MQ-8 Fire Scout demonstrates expeditionary capability during Navy exercise
The Navy’s MQ-8C Fire Scout recently supported an Expeditionary Advanced Base Operations (EABO) exercise off the coast of California, demonstrating its capability to transition from ship-to-shore in a maritime environment.
The MQ-8C Fire Scout participated in the Resolute Hunter exercise June 21-July 1, flying a total of 23 hours and proving the unmanned helicopter’s expeditionary use from land and across multiple ship classes.
Resolute Hunter is a joint and coalition large force exercise focused on training personnel on battle management, command and control and intelligence, surveillance and reconnaissance.
“Fire Scout is the Navy’s only unmanned helicopter with the ability to deploy from a ship or land with ISR&T at the extended range required for future warfighting,” said Capt. Dennis Monagle, Fire Scout program manager. “The system is vital in expeditionary use for situational awareness and critical decision-making.”
During the exercise, Helicopter Sea Combat Squadron (HSC) 23 successfully launched MQ-8C Fire Scout from Point Mugu and completed a hand-off to the detachment’s Portable Mission Control Station (MCS-P) at San Clemente Island. The portable MCS-P ground control station helps Fire Scout basing in austere locations on land, helipad operations in an advanced forward location, and logistics support from ship flight decks.

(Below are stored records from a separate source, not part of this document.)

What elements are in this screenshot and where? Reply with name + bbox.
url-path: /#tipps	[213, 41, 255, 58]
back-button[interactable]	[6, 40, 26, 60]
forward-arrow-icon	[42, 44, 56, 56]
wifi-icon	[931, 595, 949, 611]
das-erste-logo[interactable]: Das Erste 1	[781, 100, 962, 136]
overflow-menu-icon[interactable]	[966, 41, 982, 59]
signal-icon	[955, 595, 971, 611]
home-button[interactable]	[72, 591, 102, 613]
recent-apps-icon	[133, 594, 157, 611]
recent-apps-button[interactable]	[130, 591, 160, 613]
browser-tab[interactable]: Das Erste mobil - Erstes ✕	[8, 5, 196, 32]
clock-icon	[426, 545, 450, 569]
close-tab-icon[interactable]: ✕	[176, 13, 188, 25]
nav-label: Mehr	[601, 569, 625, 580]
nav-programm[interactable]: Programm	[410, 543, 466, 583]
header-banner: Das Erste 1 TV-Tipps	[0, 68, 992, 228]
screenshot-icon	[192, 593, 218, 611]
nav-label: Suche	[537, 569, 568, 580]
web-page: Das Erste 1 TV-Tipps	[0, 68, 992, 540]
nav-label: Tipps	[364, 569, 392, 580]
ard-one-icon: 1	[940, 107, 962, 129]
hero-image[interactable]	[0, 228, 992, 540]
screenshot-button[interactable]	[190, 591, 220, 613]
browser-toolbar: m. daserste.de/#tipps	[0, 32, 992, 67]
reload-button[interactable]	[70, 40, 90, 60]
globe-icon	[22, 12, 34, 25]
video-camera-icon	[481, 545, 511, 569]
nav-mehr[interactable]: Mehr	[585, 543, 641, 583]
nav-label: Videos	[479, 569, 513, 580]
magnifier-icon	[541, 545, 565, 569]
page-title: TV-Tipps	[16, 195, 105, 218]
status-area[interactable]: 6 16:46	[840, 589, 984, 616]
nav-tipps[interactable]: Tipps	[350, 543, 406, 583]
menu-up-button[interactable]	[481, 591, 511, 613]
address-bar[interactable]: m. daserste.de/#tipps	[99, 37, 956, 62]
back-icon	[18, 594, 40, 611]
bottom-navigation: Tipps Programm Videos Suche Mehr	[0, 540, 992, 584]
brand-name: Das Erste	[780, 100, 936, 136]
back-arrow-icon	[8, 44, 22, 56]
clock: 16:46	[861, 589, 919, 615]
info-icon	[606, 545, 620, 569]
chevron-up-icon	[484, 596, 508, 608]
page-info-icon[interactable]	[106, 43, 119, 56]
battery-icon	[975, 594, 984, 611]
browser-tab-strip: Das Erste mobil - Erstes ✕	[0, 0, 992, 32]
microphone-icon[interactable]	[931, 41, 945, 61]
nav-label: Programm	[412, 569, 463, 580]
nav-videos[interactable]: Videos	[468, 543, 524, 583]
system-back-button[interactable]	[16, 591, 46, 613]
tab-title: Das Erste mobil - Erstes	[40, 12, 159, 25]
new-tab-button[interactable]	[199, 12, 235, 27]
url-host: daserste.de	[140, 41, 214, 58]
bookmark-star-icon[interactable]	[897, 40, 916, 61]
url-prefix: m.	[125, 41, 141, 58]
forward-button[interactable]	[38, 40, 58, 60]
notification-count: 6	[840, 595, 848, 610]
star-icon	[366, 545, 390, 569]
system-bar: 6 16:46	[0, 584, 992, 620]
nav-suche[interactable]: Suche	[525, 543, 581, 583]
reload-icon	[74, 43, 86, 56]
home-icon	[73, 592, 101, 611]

With the flexible MCS-P, Fire Scout has the ability to land on another ship or an expeditionary shore site where a runway is not feasible.
Fire Scout is currently deployed aboard USS Jackson (LCS-6) in the Indo-Pacific region. The Navy plans to continue deployments aboard LCS with future deployments planned on Constellation-class guided-missile frigates and potential operations from shore sites under the EABO concept.